For legal reasons I can’t tell you the name of this dangerous, deadly seminar.  But don’t be afraid, because there is a seminar out there whose graduates have won dozens of Oscars, Emmys, and other awards.  This one seems like a safer bet, doesn’t it?   There’s only one problem…

…it’s the same seminar.

The promoters of this seminar list how many attendees they’ve had over how many years and how successful they’ve been, however given enough years and enough attendees, one can generate all sorts of statistics.   Hence the ability to generate fatality rates for graduates as well as Oscar winners.  It’s called “data dredging.”  

So, which numbers should you pay closer attention to, the success rate or the mortality rate?   My suggestion?  Neither.  A seminar can no more take credit for the success of its attendees that be blamed for their untimely deaths.

Screenwriting seminars, books, software, and gurus often make all sorts of claims when trying to get you to take them seriously.   Write a movie in an hour and a half!  Sell your story without a script!  All you need to know about the movie and TV business!  Make money!  Sell your spec!  Learn the secret!  NO…learn MY secret!!

It’s not that you can’t learn something from these books and seminars,  but I want to encourage people to use their heads (and I’d like to encourage the authors and seminar givers to dial back the rhetoric.)  

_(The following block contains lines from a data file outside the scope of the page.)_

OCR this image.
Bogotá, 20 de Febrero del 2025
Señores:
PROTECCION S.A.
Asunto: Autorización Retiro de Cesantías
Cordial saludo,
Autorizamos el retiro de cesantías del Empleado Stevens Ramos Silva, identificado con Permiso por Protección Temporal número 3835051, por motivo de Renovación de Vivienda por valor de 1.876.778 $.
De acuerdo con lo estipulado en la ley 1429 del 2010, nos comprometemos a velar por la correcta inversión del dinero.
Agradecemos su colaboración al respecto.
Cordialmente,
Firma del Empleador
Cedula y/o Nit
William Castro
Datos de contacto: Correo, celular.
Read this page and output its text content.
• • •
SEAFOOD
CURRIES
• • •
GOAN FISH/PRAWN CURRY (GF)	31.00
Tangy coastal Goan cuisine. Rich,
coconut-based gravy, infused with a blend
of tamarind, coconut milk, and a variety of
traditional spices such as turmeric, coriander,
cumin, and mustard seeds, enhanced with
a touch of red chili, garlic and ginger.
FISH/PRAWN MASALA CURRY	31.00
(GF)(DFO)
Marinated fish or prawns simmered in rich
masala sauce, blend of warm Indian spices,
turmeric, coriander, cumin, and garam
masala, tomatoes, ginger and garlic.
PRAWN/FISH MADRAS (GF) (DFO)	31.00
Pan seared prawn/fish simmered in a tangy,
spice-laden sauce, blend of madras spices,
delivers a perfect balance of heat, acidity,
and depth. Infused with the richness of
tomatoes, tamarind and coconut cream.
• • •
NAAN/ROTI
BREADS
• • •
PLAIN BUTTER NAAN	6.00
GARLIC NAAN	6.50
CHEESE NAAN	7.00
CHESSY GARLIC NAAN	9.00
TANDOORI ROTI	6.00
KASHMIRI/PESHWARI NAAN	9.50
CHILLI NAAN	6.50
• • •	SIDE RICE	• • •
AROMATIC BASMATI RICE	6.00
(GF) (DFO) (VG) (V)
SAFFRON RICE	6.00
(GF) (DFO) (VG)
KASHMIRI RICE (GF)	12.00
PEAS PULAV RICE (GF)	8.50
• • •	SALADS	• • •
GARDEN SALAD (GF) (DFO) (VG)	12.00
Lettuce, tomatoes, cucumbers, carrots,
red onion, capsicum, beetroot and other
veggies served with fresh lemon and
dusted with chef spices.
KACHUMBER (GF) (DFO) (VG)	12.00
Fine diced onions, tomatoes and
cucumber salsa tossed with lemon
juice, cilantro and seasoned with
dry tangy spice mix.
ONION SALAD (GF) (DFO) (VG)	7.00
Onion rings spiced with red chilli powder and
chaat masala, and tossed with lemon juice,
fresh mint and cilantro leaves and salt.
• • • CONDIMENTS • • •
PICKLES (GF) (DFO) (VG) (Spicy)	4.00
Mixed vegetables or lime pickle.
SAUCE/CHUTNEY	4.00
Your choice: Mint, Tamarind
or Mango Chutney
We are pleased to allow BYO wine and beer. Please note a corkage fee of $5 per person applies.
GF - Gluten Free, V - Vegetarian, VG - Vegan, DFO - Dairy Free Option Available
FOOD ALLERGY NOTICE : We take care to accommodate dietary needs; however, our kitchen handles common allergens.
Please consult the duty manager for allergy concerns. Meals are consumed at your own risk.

Isn’t Contour just more of the same?  I hope not.   The closest I’ve gotten to hyping the software is “Get your story idea from brain to page in the shortest time possible” and “Minimum theory…maximum results.”  Both comments happen to be demonstrably true.  

At the recent LA Screenwriting Expo I did a presentation of Contour where the audience generated an idea for a movie and then after 30 minutes of explaining what Contour is and the underlying theory (“Minimum theory) we took the remaining 60 minutes and beat out the whole story.  And not 15 brief broadstrokes, but 44 specific plot points that someone could actually use to write the script from FADE IN to FADE OUT.   That’s not too shabby for an hour’s work. 

So, beware of wild claims of secrets and magic formulas for success.  During the gold rush, the only people who consistently made any money were the people selling the shovels.

As the old adage goes: if something sounds too good to be true, it is.